The short and sweet?
While Southwest Airlines reported a profit for the first time in three quarters, the airline’s guidance for the third quarter was not very rosy. So much so that the airline said it could not guarantee a profit for the third quarter. The airline posted a profit of $54 million or $0.07 for the quarter. This represented a 51% decline in profits over last year’s $121 million.
Operating income at the airline declined by 40%, to only $123 million.
Based on weak travel demand and fuel price volatility, we cannot predict a profitable third quarter,” said Gary Kelly, Southwest chairman, president and CEO.
United Airlines also posted a “profit” — but don’t let those headlines fool you. The airline only posted a “profit” as a result of one-time items and fuel hedge gains. Repeat after me: The airline did not post a real honest-to-God profit.
Excluding all the accounting handiwork, the airline lost $323 million or $2.23 for the quarter. This was, however, better than what the analyst consensus had been for the airline. Analysts had forecast the airline would post a loss of $2.61.
As for Continental, the airline posted a loss of $213 million, or $1.72 a share. Excluding special items, the airline posted a loss of $169 million or $1.36.

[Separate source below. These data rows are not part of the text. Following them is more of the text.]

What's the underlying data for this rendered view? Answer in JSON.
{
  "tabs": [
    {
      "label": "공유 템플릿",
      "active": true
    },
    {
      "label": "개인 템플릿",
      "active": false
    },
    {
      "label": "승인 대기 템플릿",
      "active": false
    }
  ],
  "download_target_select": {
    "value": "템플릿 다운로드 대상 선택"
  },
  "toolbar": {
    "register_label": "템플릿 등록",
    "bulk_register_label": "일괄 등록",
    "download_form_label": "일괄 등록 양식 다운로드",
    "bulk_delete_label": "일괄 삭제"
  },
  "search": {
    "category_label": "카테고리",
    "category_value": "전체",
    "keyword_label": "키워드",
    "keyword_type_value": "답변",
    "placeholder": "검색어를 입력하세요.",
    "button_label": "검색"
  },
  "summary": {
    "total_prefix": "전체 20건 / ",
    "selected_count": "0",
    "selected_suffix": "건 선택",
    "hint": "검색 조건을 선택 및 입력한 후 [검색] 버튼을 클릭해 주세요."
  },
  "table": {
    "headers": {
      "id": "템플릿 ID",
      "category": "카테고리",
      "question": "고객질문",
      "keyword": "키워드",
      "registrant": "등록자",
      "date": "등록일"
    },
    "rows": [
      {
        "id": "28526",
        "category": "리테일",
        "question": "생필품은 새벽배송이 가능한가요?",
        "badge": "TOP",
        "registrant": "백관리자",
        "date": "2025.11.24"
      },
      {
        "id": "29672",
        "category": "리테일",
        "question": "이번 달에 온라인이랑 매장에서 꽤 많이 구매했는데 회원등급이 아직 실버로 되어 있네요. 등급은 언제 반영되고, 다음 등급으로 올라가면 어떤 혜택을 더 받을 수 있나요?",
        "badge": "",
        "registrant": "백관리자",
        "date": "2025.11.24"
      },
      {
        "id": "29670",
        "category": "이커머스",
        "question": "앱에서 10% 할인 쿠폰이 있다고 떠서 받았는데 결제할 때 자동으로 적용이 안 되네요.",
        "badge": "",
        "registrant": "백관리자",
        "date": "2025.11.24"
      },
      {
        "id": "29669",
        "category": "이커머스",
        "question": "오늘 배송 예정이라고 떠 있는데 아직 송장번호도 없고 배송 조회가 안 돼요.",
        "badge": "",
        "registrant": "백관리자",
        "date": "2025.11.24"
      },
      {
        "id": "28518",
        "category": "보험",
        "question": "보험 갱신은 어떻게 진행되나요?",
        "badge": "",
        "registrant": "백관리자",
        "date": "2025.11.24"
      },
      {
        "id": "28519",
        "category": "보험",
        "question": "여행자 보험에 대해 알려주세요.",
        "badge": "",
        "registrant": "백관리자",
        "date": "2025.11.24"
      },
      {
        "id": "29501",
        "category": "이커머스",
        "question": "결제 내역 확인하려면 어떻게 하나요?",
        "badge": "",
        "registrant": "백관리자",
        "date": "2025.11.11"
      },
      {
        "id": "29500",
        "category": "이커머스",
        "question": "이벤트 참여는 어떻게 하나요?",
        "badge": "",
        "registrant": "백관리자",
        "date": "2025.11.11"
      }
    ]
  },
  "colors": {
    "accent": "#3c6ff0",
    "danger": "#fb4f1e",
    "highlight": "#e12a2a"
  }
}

Continental posted a $154 million operating loss, which was 116% worse than the second quarter of 2008.
Those are the basics folks. Not exactly the kind of news that makes you want to jump up and down. Much less buy airline stocks. Because as we all know — if the airlines can’t make money in the second quarter — we don’t even want to see what’s coming next in the third and fourth quarters.
Someone noted to me in an email this morning,
“Holly, just looking over the Continental numbers. You know I was thinking about what you wrote this week in PlaneBusiness Banter concerning why Larry [Kellner] would choose to leave the airline right now, and the strength of the management team at Continental. I think the reason Larry has decided to leave this industry is obvious when you look at these results and realize that this airline clearly has one of the best management teams around. But even as good as they are — the airline is STILL not profitable. I can see Larry’s point.
Larry, get out of this industry, go make some money and have a good time doing it.”
I’m afraid our PBB subscriber speaks the ugly truth.